Industrial Engineering Department, University of Los Andes, Bogota 111711, Colombia.
Center for Optimization and Applied Probability, School of Engineering, University of Los Andes, Bogota 111711, Colombia.
Bioinformatics. 2021 Dec 11;37(24):4801-4809. doi: 10.1093/bioinformatics/btab579.
The integration of multi-omic data using machine learning methods has been focused on solving relevant tasks such as predicting sensitivity to a drug or subtyping patients. Recent integration methods, such as joint Non-negative Matrix Factorization, have allowed researchers to exploit the information in the data to unravel the biological processes of multi-omic datasets.
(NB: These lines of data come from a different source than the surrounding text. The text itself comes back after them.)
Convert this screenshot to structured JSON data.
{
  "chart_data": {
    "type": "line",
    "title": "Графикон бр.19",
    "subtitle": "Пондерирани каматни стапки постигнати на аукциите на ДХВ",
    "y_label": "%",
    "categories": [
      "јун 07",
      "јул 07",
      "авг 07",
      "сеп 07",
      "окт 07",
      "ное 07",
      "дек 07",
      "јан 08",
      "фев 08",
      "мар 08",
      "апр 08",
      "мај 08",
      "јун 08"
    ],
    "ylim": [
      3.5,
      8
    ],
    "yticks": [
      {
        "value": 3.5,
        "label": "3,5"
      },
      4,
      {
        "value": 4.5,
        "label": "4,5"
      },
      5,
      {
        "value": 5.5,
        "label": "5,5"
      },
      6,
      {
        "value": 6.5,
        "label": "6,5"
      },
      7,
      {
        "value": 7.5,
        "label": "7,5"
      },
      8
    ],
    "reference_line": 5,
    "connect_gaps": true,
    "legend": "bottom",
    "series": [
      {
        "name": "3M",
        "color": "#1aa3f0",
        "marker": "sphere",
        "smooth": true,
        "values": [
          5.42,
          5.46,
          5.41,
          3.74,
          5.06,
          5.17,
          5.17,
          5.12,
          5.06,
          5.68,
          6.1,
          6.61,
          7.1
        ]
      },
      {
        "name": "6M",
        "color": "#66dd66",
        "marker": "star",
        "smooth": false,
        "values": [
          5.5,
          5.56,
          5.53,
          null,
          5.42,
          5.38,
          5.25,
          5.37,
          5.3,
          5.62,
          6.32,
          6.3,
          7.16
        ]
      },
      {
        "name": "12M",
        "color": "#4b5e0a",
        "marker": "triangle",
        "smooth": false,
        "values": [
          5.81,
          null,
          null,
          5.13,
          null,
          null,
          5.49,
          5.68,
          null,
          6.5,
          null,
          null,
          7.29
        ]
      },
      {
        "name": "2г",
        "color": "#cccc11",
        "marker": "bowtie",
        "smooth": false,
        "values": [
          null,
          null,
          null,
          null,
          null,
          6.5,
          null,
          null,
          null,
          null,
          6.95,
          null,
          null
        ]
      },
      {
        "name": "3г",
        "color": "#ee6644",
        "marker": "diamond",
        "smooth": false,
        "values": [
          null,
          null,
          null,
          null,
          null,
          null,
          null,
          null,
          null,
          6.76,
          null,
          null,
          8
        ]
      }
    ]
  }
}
We present a novel method called Multi-project and Multi-profile joint Non-negative Matrix Factorization capable of integrating data from different sources, such as experimental and observational multi-omic data. The method can generate co-clusters between observations, predict profiles and relate latent variables. We applied the method to integrate low-grade glioma omic profiles from The Cancer Genome Atlas (TCGA) and Cancer Cell Line Encyclopedia projects. The method allowed us to find gene clusters mainly enriched in cancer-associated terms. We identified groups of patients and cell lines similar to each other by comparing biological processes. We predicted the drug profile for patients, and we identified genetic signatures for resistant and sensitive tumors to a specific drug.
Source code repository is publicly available at https:/bitbucket.org/dsalazarb/mmjnmf/-Zenodo DOI: 10.5281/zenodo.5150920.
Supplementary data are available at Bioinformatics online.
使用机器学习方法整合多组学数据一直专注于解决相关任务,例如预测对药物的敏感性或对患者进行亚型分类。最近的整合方法,如联合非负矩阵分解,使研究人员能够利用数据中的信息来揭示多组学数据集的生物学过程。
我们提出了一种名为多项目和多谱联合非负矩阵分解的新方法,能够整合来自不同来源的数据,如实验和观察多组学数据。该方法可以在观察之间生成共同聚类,预测谱并关联潜在变量。我们应用该方法整合了来自癌症基因组图谱 (TCGA) 和癌症细胞系百科全书项目的低级别神经胶质瘤组学谱。该方法使我们能够找到主要富集在癌症相关术语中的基因簇。我们通过比较生物学过程来识别彼此相似的患者和细胞系群体。我们预测了患者的药物谱,并确定了对特定药物有耐药性和敏感性的肿瘤的遗传特征。
源代码存储库可在 https://bitbucket.org/dsalazarb/mmjnmf/-Zenodo 上公开获取,DOI: 10.5281/zenodo.5150920。
补充数据可在生物信息学在线获得。